Hereinafter, exemplary embodiments of the present invention will be described in detail with reference to the accompanying drawings. 3 is a perspective view of the hollow fiber membrane according to the present invention, Figure 4 is a cross-sectional view of the main part of FIG.

The hollow fiber membrane 10 provided in the present invention is connected to the upper end of the cylinder 20 in a cylindrical shape so that its lower end freely hangs.

The connector 21 communicates with the inside of the collector 20 by forming a hole in the outer circumferential surface of the collector 20 and then forming a short circular tube integrally with the hole.

The diffuser 40 provided in the present invention is formed with a plurality of diffuser holes 41 in a section corresponding to the length of the hollow fiber membrane 10, the upper end of the diffuser 40 and the lower end of the collector 20 and The section through which the connector 21 can be extended to the outside and the acid pores 41 are formed is disposed below the collector 20 so as to be located at the center of the separation membrane.

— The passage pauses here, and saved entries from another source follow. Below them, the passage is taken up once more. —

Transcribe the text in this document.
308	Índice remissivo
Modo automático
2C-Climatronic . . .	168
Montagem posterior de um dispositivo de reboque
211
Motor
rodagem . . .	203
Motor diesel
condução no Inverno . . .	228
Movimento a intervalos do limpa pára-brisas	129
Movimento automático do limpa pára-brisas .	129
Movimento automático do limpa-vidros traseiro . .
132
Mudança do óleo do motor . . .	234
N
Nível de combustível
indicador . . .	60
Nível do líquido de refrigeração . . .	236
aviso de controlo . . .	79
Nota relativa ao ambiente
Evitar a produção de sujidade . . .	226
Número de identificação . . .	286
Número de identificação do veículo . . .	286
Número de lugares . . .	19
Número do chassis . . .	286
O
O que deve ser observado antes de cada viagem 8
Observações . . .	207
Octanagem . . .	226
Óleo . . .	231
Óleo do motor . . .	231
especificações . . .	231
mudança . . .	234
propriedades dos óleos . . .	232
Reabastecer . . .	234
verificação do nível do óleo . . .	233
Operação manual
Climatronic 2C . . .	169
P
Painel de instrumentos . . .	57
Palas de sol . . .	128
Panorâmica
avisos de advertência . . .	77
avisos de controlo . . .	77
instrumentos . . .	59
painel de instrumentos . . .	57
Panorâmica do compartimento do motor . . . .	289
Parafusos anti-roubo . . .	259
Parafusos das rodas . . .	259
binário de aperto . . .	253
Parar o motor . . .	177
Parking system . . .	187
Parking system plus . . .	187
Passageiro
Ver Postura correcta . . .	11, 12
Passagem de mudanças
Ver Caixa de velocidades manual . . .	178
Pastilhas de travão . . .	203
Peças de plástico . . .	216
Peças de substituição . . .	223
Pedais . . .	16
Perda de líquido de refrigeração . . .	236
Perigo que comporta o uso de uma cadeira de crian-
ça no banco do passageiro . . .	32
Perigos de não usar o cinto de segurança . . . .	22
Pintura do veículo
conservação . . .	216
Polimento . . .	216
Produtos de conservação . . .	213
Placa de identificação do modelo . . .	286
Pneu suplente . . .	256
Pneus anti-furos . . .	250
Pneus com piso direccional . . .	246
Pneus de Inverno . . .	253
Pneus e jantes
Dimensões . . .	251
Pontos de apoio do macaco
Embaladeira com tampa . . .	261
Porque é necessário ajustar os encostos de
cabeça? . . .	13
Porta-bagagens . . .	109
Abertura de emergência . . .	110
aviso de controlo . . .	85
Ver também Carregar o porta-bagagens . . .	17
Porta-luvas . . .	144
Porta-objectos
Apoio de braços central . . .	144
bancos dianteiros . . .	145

When installing the present invention having such a structure in the aeration tank, the upper end of the collector 20 is connected to the pump and the upper end of the diffuser 40 is used by connecting to the blower.

Therefore, the permeated water permeated into the hollow fiber 11 during the operation of the present invention is discharged to the outside by the suction force of the pump, at this time, as the compressed air is supplied from the blower to the diffuser 40, The hollow fiber membrane 10 is freely shaken as bubbles are ejected from the hollow fiber membrane 10 through 41).

At this time, it is possible to maintain the high transmittance of the hollow fiber membrane 10 by dropping large particles that can be attached to the myriad hollow fiber 11 to prevent deposition.

In the present invention, since the suction direction of the permeate water is the same as the installation direction of the hollow fiber membrane 10, the backwashing of the hollow fiber membrane 10 is well performed. That is, the structure which is well transmitted to the lower end of the collector 20 and the hollow fiber membrane 10 without pressure loss, and when negative pressure is generated in the permeate at the pump side, foreign matter filling the micro-pores of the hollow fiber 11 is effectively removed. Will be given.

As described above, the present invention is connected to the upper end of the hollow fiber membrane 10 to the lower portion of the collector 20 in a cylindrical shape so that the lower end of the hollow fiber membrane 10 can move freely and at the center of the hollow fiber membrane 10 40, the cake layer formed in the hollow fiber membrane 10 can be easily removed with a small amount of aeration, and the energy consumption of the blower for supplying air is reduced by that.

In addition, since the hollow fiber membrane 10 is installed vertically and the advancing direction of the permeate is also vertical, the maximum effect is obtained when the hollow fiber membrane 10 is backwashed.

Claims (1)

In the submerged hollow fiber-type separation membrane comprising a collector 20 through which the upper end is connected to the pump and the permeate passes, and the hollow fiber membrane 10 connected to the lower end of the collector 20 in a cylindrical shape. The lower end of the hollow fiber membrane 10 to freely hang, The connector 21 is formed on the outer circumferential surface so as to communicate with the inside of the collector 20, The diffuser 40 having a plurality of diffuser holes 41 formed on an outer circumferential surface thereof is installed in the vertical direction in the center of the hollow fiber membrane 10 through the connector 21 to supply air to the diffuser 40. Separation membrane for water treatment using hollow fiber, characterized in that the hollow fiber membrane 10 is shaken by the bubbles discharged to the acid pores (41).